S is for Sane. Just a quick note that Mike Patrick said nothing insane while calling the Maryland/Navy game. I can only assume this means he will call the next game while suspended from the ceiling in moon boots. 

T is for Tragedy. Go read the North Dakota State/Kansas box score.  Don't make any plans afterwards. As Doc Saturday notes, it makes the killing of Bambi's mother look like knee-slapping comedy, and is as bad a beginning for Turner Gill's career at Kansas as one could possibly envision short of a meteor striking the field mid-game. 

U is for Uniforms: 

Dear Nike,  

Please remit all profits from the Boise and Virginia Tech uniforms to Paul Verhoeven, please. 


TriStar Pictures Legal 

(Similarity pointed out by @millersteve.) 

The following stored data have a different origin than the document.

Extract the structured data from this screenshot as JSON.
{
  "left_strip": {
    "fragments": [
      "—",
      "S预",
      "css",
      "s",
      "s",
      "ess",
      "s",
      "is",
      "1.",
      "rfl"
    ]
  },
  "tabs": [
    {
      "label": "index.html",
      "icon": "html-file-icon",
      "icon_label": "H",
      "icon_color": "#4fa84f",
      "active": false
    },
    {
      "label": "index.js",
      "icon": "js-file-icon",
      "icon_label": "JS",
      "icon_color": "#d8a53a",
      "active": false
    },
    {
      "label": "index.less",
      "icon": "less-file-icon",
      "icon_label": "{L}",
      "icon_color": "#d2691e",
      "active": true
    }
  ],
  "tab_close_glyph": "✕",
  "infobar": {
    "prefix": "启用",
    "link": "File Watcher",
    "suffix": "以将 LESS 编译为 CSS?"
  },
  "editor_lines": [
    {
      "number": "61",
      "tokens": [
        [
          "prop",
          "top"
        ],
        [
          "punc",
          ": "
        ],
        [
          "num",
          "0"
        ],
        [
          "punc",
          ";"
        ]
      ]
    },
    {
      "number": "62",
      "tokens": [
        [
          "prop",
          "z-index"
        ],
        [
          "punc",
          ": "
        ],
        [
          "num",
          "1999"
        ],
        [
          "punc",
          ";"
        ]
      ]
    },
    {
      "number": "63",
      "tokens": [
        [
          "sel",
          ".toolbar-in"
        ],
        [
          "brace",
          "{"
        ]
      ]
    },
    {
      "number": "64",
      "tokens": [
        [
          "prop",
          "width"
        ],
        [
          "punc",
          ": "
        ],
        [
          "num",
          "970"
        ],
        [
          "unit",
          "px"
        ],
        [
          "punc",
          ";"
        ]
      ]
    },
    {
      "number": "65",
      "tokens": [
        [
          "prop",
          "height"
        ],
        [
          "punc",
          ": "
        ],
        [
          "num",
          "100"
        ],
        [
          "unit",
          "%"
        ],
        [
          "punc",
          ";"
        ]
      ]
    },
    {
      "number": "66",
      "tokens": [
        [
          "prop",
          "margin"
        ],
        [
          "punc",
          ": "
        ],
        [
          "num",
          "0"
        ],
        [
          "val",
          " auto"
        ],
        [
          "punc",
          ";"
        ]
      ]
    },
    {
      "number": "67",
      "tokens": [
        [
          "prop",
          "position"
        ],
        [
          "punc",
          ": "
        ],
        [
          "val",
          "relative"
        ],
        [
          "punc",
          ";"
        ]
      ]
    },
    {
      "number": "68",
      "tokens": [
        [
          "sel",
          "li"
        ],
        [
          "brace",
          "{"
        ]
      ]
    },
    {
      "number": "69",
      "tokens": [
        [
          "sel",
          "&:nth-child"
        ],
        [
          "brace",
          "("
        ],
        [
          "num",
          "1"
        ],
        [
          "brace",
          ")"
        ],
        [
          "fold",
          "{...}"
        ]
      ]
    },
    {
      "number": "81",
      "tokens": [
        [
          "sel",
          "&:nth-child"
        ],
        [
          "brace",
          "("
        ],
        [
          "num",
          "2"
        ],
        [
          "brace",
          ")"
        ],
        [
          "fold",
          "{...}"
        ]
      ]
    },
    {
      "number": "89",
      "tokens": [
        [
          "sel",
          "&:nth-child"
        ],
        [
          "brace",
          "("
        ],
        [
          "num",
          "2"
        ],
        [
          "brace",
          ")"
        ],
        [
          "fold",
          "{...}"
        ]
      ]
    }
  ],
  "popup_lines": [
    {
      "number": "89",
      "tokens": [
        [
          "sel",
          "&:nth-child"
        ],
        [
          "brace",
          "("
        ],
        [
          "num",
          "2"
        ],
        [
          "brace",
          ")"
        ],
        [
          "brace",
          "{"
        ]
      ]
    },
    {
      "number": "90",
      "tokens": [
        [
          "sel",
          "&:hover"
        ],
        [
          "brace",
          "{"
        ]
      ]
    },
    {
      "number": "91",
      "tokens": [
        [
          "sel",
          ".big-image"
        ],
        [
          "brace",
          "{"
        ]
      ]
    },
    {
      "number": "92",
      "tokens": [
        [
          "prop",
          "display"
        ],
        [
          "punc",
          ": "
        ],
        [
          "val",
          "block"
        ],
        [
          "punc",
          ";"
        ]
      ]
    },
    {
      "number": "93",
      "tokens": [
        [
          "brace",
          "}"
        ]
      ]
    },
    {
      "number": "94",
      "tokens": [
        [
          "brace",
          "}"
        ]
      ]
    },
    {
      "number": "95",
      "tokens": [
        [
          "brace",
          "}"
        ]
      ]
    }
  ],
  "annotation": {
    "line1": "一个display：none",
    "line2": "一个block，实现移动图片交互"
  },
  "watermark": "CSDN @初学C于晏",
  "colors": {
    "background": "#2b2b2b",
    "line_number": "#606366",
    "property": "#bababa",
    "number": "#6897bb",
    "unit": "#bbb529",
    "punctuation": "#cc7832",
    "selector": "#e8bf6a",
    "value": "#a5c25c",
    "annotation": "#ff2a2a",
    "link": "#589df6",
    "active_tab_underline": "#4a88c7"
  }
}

V is for Vafrous: Cunning, or sly, or everything that Mike Riley's successful fake punt against TCU in a valiant losing effort was. TCU lost last year's Fiesta Bowl in part due to a Boise State fake, and Riley cleverly opted to see if TCU could be caught with pants down in multiple situations--and look at that, on fourth down and punt we had a pantsless horned frog looking very embarrassed again. On a very good night for the other BCS Anarchists' Team, it was one of the few genuinely negative moments to be had. 

W is for Wonderful. Starting at linebacker for Boston College, Mark Herzlich played without incident or injury after returning from cancer treatment. Hugs and well-wishes all around. 

X is for Xebec. A small, three-masted ship often used by pirates, the sort who used to sail the big galleons at Texas Tech but now opt for smaller, more defensive-minded craft in the debut of the Tommy Tuberville era. Not that Tech looked appreciably different than a Mike Leach team on offense in throwing the ball 53 times in a 35-27 victory over SMU, but holding an SMU offense to 27 points in mostly late scores shows hints of a commitment to attempting to stop the other team from scoring touchdowns with the football that locals may find alarming and disturbing. We assure you: it and the tackling that accompanies it is legal under the rules of the game and the state of Texas. 

Y is for Yarling: A wailing noise, which is precisely what Cincinnati fans should be making after a miserable 28-14 debut loss for Butch Jones against Fresno. The opposite of the noise made by Notre Dame fans in beating Purdue 23-12. CAUTIOUS OPTIMISM, IRISH FANS: you should have this down by now. 

Z is for Zakuska. A Russian word for snack, which is what you just had in comparison with the vast expanse of the season to come.